A group of seven brightly colored balloons floated above Tiffany Dalton's head as she spoke seriously about natural disasters and complicated mathematical equations.
Dalton, 11, was one of about 100 fifth-graders from Antelope Ridge Elementary who gathered in the school's gym on April 8 to show off their know-how in the fields of science, technology, engineering and math. They came together to display data, variables and concrete results in an event that bore a resemblance to a traditional science fair. For Dalton and her peers, however, the exercise wasn't merely theoretical – these students were intent on tackling immediate and pressing problems.
Dalton, for example, wasn't displaying the balloons just for decoration. She had rigged them to a miniature vessel holding paper cut-outs of people and supplies. The entire set-up was a miniature simulation of a weather-balloon rig designed to serve as an escape pod during emergencies and natural disasters.
"The problem was figuring out how many pounds these balloons could carry in the event of a natural disaster on the ground," Dalton said, pointing to the precise calculations written out on a carefully designed display board. "Measuring the weight and the pressure was the hardest part, but STEM is my favorite subject," she said, adding that the prospect of discovering "things no one else has thought about before" was the greatest lure of the discipline.
That spirit of exploration and innovation was at the heart of Antelope Ridge's first STEM Fair. Adam McKenzie, STEM teacher for the entire school, wanted to refit the traditional notion of a science fair at the elementary level. McKenzie didn't want to simply assign students by-the-book experiments that only covered theory; he wanted the school's fifth-graders to tackle real and pressing issues.
"Kids had to come up with a problem connected to the real world and solve that problem," McKenzie said. "They had to look at independent variables and look at the data. They had to take those results and apply them to a practical problem."
Those problems ran the gamut from everyday headaches to futuristic quandaries. Student projects explored the practicality of slingshots and tested the effectiveness of using a potato to build a working battery. Other students built hovercrafts and robots; they worked on lessening the impact of ambient noise and improving the efficacy of the common wheel.

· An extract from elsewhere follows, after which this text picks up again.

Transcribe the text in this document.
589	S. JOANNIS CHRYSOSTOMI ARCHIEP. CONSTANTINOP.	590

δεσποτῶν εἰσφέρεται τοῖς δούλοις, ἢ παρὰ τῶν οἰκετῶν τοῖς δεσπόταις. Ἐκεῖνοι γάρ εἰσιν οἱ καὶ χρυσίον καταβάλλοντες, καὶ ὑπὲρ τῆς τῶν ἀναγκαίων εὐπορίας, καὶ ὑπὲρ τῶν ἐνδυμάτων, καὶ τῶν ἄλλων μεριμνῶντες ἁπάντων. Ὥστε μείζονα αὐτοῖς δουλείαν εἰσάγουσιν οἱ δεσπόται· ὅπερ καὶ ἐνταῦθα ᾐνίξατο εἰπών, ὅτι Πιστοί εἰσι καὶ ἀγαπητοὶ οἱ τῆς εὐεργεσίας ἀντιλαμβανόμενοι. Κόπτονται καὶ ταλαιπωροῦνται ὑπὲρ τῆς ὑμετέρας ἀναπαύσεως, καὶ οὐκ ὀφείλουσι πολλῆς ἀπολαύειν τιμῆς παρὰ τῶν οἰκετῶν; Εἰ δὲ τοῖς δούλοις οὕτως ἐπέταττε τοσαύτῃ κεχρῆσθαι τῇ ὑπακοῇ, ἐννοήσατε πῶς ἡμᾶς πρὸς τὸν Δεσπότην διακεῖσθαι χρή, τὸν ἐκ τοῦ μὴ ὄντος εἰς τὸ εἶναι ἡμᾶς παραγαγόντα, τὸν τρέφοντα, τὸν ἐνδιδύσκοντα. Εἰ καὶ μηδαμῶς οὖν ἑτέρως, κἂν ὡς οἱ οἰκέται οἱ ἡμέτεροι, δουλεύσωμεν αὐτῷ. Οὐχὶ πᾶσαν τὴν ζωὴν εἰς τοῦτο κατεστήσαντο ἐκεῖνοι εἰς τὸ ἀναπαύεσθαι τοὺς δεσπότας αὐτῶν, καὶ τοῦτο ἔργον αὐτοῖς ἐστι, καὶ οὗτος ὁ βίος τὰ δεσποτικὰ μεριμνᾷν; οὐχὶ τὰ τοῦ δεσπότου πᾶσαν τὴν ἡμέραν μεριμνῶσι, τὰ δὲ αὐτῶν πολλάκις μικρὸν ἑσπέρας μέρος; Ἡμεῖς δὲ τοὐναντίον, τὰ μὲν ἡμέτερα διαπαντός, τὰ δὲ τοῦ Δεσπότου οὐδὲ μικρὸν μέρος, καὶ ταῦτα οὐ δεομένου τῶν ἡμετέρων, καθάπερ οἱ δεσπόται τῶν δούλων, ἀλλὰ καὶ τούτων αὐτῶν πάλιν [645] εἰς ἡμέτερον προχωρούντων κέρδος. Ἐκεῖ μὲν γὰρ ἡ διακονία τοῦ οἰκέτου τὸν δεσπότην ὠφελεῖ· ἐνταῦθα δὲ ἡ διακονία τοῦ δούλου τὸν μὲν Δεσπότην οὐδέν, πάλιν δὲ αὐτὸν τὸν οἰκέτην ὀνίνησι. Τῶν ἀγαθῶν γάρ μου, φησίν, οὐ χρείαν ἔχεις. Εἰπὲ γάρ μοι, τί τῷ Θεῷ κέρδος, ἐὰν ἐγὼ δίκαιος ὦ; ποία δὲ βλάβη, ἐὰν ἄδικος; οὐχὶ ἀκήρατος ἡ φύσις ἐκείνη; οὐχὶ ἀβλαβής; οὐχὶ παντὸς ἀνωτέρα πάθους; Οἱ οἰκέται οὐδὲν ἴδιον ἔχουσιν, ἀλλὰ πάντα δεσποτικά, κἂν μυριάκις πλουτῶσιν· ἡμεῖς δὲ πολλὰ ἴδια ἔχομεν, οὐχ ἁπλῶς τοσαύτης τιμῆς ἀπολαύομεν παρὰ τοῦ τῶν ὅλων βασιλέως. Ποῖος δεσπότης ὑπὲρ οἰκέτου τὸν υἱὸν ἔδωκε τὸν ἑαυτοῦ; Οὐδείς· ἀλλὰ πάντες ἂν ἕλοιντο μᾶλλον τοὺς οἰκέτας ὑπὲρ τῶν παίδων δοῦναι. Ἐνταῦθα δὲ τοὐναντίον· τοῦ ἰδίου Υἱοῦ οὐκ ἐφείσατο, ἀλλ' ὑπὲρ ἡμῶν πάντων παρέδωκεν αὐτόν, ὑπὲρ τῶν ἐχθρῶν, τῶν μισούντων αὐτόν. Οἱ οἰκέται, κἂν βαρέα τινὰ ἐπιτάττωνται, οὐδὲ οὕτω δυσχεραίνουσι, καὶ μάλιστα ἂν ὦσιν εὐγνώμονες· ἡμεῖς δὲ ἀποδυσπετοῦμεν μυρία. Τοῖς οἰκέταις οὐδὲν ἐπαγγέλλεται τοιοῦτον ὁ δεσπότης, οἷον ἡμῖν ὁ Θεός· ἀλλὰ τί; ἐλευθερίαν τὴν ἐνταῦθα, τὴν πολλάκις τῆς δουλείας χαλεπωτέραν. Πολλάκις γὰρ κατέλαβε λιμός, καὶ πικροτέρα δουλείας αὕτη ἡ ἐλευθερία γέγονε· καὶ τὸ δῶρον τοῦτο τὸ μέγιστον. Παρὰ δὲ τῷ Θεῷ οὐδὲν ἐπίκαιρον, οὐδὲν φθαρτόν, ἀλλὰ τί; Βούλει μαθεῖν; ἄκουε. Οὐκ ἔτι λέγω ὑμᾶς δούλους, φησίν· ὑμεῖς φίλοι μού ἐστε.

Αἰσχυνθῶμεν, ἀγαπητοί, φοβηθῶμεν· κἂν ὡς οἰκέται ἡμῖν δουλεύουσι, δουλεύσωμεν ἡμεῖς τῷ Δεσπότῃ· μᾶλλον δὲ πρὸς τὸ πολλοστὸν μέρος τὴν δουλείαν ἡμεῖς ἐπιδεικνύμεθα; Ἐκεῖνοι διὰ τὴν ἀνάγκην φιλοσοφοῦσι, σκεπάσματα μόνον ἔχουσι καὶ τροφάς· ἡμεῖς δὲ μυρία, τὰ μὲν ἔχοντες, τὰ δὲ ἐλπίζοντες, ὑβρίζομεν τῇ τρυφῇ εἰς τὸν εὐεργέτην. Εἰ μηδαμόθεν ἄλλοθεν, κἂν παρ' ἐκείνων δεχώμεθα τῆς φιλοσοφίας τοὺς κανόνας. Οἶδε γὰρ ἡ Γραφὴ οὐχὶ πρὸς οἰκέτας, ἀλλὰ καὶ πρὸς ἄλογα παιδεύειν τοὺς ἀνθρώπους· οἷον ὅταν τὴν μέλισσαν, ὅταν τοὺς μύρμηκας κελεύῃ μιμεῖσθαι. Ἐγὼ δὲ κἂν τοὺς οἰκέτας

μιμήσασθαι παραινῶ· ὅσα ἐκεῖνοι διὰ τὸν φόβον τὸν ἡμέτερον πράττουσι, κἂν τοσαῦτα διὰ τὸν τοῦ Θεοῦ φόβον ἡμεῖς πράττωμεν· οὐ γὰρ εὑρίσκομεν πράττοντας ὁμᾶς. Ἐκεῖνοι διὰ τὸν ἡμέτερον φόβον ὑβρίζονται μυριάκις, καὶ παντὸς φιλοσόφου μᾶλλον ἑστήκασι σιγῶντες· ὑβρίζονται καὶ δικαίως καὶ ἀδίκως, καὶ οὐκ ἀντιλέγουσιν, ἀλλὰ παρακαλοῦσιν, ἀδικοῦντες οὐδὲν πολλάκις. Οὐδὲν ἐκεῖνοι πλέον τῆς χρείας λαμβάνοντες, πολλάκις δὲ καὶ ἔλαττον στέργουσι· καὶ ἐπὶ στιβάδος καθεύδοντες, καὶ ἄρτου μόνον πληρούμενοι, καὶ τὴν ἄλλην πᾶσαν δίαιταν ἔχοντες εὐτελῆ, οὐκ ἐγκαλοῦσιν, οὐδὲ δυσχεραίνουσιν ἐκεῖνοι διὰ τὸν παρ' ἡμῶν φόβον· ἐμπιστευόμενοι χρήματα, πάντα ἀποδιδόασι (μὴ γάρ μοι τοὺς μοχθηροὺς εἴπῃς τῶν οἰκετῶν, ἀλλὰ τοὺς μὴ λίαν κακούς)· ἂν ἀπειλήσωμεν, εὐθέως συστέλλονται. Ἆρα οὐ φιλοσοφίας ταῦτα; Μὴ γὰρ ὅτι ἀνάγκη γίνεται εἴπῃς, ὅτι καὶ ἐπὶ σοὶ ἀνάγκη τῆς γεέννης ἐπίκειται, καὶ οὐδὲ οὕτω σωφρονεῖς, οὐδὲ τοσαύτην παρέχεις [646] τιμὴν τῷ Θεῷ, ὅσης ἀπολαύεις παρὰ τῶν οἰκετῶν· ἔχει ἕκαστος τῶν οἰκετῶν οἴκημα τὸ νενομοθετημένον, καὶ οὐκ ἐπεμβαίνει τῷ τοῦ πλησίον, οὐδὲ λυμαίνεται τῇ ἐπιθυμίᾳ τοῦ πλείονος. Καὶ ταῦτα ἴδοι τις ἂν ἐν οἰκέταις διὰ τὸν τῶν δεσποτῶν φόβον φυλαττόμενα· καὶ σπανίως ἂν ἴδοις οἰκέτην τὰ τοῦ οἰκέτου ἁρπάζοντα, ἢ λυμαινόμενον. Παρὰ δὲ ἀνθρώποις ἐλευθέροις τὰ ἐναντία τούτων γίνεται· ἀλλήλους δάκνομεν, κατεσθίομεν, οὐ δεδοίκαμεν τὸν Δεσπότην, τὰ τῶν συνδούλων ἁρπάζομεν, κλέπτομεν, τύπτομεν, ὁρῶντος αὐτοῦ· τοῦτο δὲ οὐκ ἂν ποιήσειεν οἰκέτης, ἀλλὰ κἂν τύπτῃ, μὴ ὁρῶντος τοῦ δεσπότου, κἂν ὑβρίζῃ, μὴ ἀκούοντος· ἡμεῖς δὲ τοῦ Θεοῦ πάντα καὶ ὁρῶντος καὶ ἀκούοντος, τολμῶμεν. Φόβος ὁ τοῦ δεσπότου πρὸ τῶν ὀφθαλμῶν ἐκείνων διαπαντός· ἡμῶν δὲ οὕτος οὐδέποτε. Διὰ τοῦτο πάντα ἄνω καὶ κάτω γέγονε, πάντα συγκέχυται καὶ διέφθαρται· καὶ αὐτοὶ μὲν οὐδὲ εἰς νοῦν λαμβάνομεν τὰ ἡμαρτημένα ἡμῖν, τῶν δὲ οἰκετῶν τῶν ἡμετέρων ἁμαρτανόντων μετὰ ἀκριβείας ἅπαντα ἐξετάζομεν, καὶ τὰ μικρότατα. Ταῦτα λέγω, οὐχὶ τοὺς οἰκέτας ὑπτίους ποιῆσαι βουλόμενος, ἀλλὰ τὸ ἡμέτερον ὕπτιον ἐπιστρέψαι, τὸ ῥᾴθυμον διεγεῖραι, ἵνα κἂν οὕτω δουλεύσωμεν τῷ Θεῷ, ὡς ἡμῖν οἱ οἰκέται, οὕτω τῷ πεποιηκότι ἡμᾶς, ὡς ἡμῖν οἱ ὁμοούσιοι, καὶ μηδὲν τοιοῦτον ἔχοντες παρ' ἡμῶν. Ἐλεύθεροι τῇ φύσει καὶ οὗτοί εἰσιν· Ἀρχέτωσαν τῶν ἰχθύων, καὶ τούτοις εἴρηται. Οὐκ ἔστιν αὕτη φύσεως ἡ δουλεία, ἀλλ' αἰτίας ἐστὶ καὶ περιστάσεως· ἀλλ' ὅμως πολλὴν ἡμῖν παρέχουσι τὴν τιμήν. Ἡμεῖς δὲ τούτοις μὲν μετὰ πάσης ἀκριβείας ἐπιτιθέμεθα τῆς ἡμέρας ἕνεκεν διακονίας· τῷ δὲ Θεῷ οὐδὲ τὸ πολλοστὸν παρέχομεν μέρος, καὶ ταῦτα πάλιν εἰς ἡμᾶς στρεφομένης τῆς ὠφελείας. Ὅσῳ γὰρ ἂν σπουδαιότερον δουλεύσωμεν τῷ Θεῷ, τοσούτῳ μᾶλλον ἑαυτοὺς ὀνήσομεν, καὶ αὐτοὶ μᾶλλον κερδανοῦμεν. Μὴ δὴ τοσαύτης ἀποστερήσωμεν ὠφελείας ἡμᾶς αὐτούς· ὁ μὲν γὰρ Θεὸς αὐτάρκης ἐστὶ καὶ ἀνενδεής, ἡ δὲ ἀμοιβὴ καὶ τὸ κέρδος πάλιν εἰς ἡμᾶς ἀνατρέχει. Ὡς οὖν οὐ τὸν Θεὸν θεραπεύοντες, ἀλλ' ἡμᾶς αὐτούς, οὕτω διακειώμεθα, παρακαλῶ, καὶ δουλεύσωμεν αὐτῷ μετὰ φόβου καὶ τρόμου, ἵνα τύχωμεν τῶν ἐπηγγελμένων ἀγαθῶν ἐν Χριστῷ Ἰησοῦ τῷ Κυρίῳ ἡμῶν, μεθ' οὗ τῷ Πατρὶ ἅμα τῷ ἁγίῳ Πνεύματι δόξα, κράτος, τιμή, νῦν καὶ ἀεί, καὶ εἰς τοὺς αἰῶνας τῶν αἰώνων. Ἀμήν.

"We had experiments with students working with egg drops," McKenzie explained. "Instead of just looking at whether the egg cracked, we actually got a force sensor and were able to measure the force that the egg hit the target at so we could look more accurately at that data."
McKenzie and the other organizers also wanted to draw on experts from across the district to judge the final results. John Eyolfson, science coordinator for the Cherry Creek School District, joined other district officials to interact with students and judge their final results. What's more, parents, siblings and other community members strolled around the gym to take in the impact of the students' work.
It all set an earnest tone for the first-ever event. The participants were competing for a set of rewards – the first-place winner received a free week at Camp Invention, a STEM-based summer event that will be held at Antelope Ridge, while second- and third-place winners took home Lego kits and a Makey Make Go science kit.
Though the prizes were definitely on the students' minds as they showed off their experiments, all of the fifth-graders seemed invested in their work for the greater causes of science and progress.
"It takes that problem-based learning and applies that. These students are starting small, but even though an egg drop experiment may be small today, it might make a connection to something bigger," McKenzie said. "Hopefully, we can show them that eventually, they can change the world with a simple idea."